After four studio albums, Dylan LeBlanc has garnered enough insight into his craft to take on the daunting feat of self-producing his own album. Like the understated and made-to-last emblems of quiet luxury, Coyote is a 13-song record of timeless grandeur hidden beneath the quiet introspection LeBlanc’s music is known for. His catalogue is a dominion of self-reflection retold through his calming voice. Resting among the great lyricists of this generation, I continuously return to his albums and each time find a missing piece of myself in them.
Unlike the unaffordable price-tag of quiet luxury, real-life excesses aren’t something LeBlanc is much concerned with.
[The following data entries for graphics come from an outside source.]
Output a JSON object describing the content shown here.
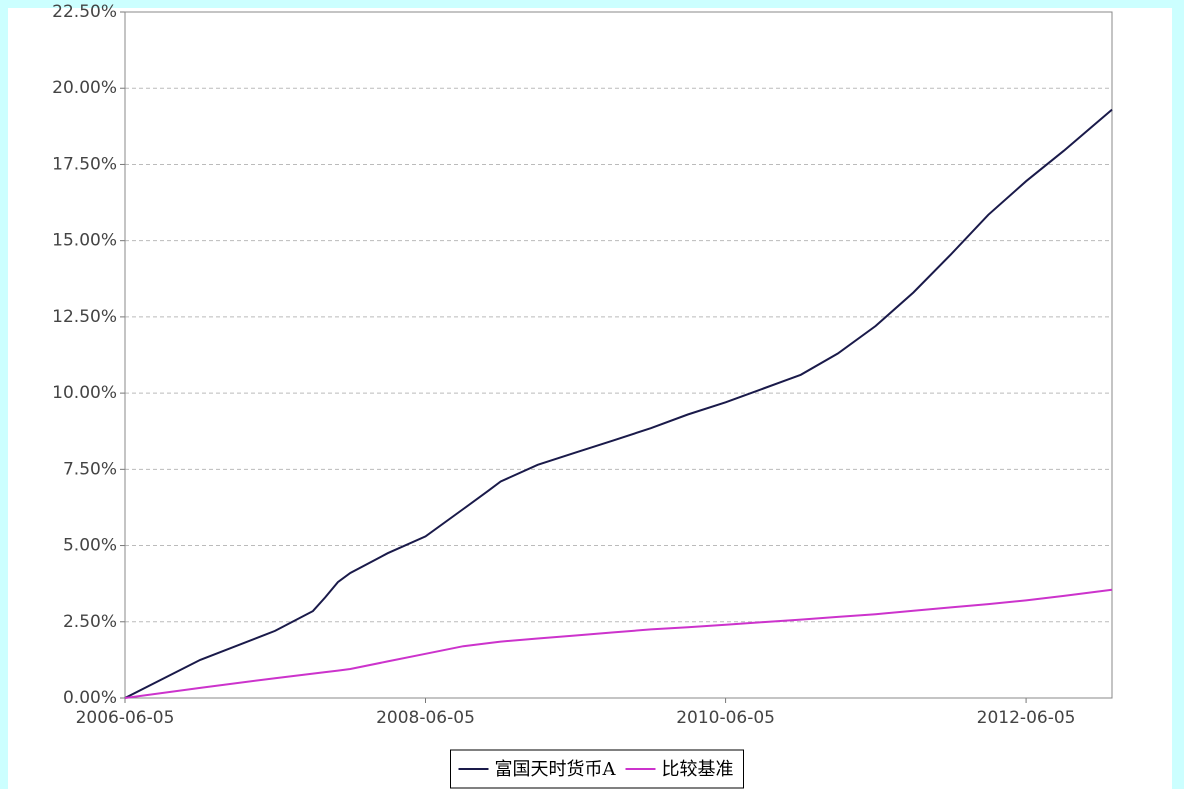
{
  "chart_data": {
    "type": "line",
    "x": [
      "2006-06-05",
      "2006-12-05",
      "2007-06-05",
      "2007-09-05",
      "2007-10-05",
      "2007-11-05",
      "2007-12-05",
      "2008-03-05",
      "2008-06-05",
      "2008-09-05",
      "2008-11-05",
      "2008-12-05",
      "2009-03-05",
      "2009-06-05",
      "2009-09-05",
      "2009-12-05",
      "2010-03-05",
      "2010-06-05",
      "2010-09-05",
      "2010-12-05",
      "2011-03-05",
      "2011-06-05",
      "2011-09-05",
      "2011-12-05",
      "2012-03-05",
      "2012-06-05",
      "2012-09-05",
      "2012-12-31"
    ],
    "series": [
      {
        "name": "富国天时货币A",
        "color": "#1a1a4a",
        "values": [
          0,
          1.25,
          2.2,
          2.85,
          3.3,
          3.8,
          4.1,
          4.75,
          5.3,
          6.2,
          6.8,
          7.1,
          7.65,
          8.05,
          8.45,
          8.85,
          9.3,
          9.7,
          10.15,
          10.6,
          11.3,
          12.2,
          13.3,
          14.55,
          15.85,
          16.95,
          17.95,
          19.3
        ]
      },
      {
        "name": "比较基准",
        "color": "#cc33cc",
        "values": [
          0,
          0.33,
          0.65,
          0.8,
          0.85,
          0.9,
          0.95,
          1.2,
          1.45,
          1.7,
          1.8,
          1.85,
          1.95,
          2.05,
          2.15,
          2.25,
          2.32,
          2.4,
          2.49,
          2.57,
          2.66,
          2.75,
          2.86,
          2.97,
          3.08,
          3.2,
          3.35,
          3.55
        ]
      }
    ],
    "xlim": [
      "2006-06-05",
      "2012-12-31"
    ],
    "xticks": [
      "2006-06-05",
      "2008-06-05",
      "2010-06-05",
      "2012-06-05"
    ],
    "ylim": [
      0,
      22.5
    ],
    "yticks": [
      {
        "value": 0,
        "label": "0.00%"
      },
      {
        "value": 2.5,
        "label": "2.50%"
      },
      {
        "value": 5,
        "label": "5.00%"
      },
      {
        "value": 7.5,
        "label": "7.50%"
      },
      {
        "value": 10,
        "label": "10.00%"
      },
      {
        "value": 12.5,
        "label": "12.50%"
      },
      {
        "value": 15,
        "label": "15.00%"
      },
      {
        "value": 17.5,
        "label": "17.50%"
      },
      {
        "value": 20,
        "label": "20.00%"
      },
      {
        "value": 22.5,
        "label": "22.50%"
      }
    ],
    "grid": true
  }
}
That which can bring us to our knees—humility, and salvation are mainstay themes he has ebbed and flowed with throughout his life and music career. The coyote, the album’s namesake animal, is his latest point of reflection to tell that truth.
After summiting a 100-foot cliff and having a real-life harrowing encounter with a coyote, LeBlanc understood that perilous moment as a dance between human and animal, both just trying to survive. His lyrics originate from a similar precipice, or a razor’s edge as he likes to call it.
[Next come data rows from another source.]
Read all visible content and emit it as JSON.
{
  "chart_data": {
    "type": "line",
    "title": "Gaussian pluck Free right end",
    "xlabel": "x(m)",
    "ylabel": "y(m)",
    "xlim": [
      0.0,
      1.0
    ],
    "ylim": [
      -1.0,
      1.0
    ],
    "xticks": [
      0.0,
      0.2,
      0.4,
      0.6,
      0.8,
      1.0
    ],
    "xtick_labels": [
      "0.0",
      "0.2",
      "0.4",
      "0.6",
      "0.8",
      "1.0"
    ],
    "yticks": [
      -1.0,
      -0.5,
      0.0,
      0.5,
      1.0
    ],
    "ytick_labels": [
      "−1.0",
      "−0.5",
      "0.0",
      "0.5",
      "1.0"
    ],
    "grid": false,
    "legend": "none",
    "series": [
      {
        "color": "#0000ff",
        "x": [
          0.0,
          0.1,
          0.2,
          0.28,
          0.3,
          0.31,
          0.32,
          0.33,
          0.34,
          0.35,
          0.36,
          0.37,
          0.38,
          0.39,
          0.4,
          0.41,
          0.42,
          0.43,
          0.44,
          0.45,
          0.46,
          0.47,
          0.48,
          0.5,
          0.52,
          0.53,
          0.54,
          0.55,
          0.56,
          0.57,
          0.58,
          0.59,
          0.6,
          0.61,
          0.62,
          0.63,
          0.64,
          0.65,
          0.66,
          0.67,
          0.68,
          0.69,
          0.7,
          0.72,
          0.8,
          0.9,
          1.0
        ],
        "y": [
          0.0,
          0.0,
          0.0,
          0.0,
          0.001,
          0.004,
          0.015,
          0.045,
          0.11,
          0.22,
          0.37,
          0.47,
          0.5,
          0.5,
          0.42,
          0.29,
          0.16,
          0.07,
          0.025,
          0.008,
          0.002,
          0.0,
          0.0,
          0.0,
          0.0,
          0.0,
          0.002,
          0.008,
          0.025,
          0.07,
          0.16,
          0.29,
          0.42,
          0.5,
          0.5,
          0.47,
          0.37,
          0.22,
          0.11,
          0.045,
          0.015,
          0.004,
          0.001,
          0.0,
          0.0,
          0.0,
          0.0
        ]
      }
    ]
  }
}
Like his former semi-autobiographical albums, Coyote, as a concept deals with his personal struggles to find a way out of a former treacherous lifestyle where he was tormented by his past and endured the pain and regret of lost love and a life wasted, until he found his way towards redemption and freedom. Through masterful storytelling, Coyote seeks resolve to the backdrop of various guitars including slide, haunting keys, and vagabond blues fading into the sunset of Americana-folk wanderlust.
Tracks like “Dark Waters,” and “Forgotten Things” are a window into a life once in a state of never-ending confusion, and on “No Promises Broken” shifts toward maturity and healing with the sense of home he’s found with his fiancé and children. Abating the feeling of emptiness is a meal we all share, and from the basin of the frontier landscape of “Telluride,” LeBlanc laments among one of my favorite choruses on the album, “Ain’t no bright white light/Just an emptiness inside/The last train out of Telluride.” Songs like “Human Kind” and “The Crowd Goes Wild” retrofit ’70s grooves and add an upbeat pace in good taste; a choice that could have easily sounded cliché.
Like LeBlanc’s previous albums, there is an elegance and mystery to Coyote that will continue to reveal itself to the listener, but unlike his previous albums, he self-produced a stunning work of music. Out now on ATO records, Coyote, features a legendary group of session musicians: drummer Fred Eltringham (Ringo Starr, Sheryl Crow), pianist Jim “Moose” Brown (Bob Seger), and bass player Seth Kaufman (Lana Del Rey).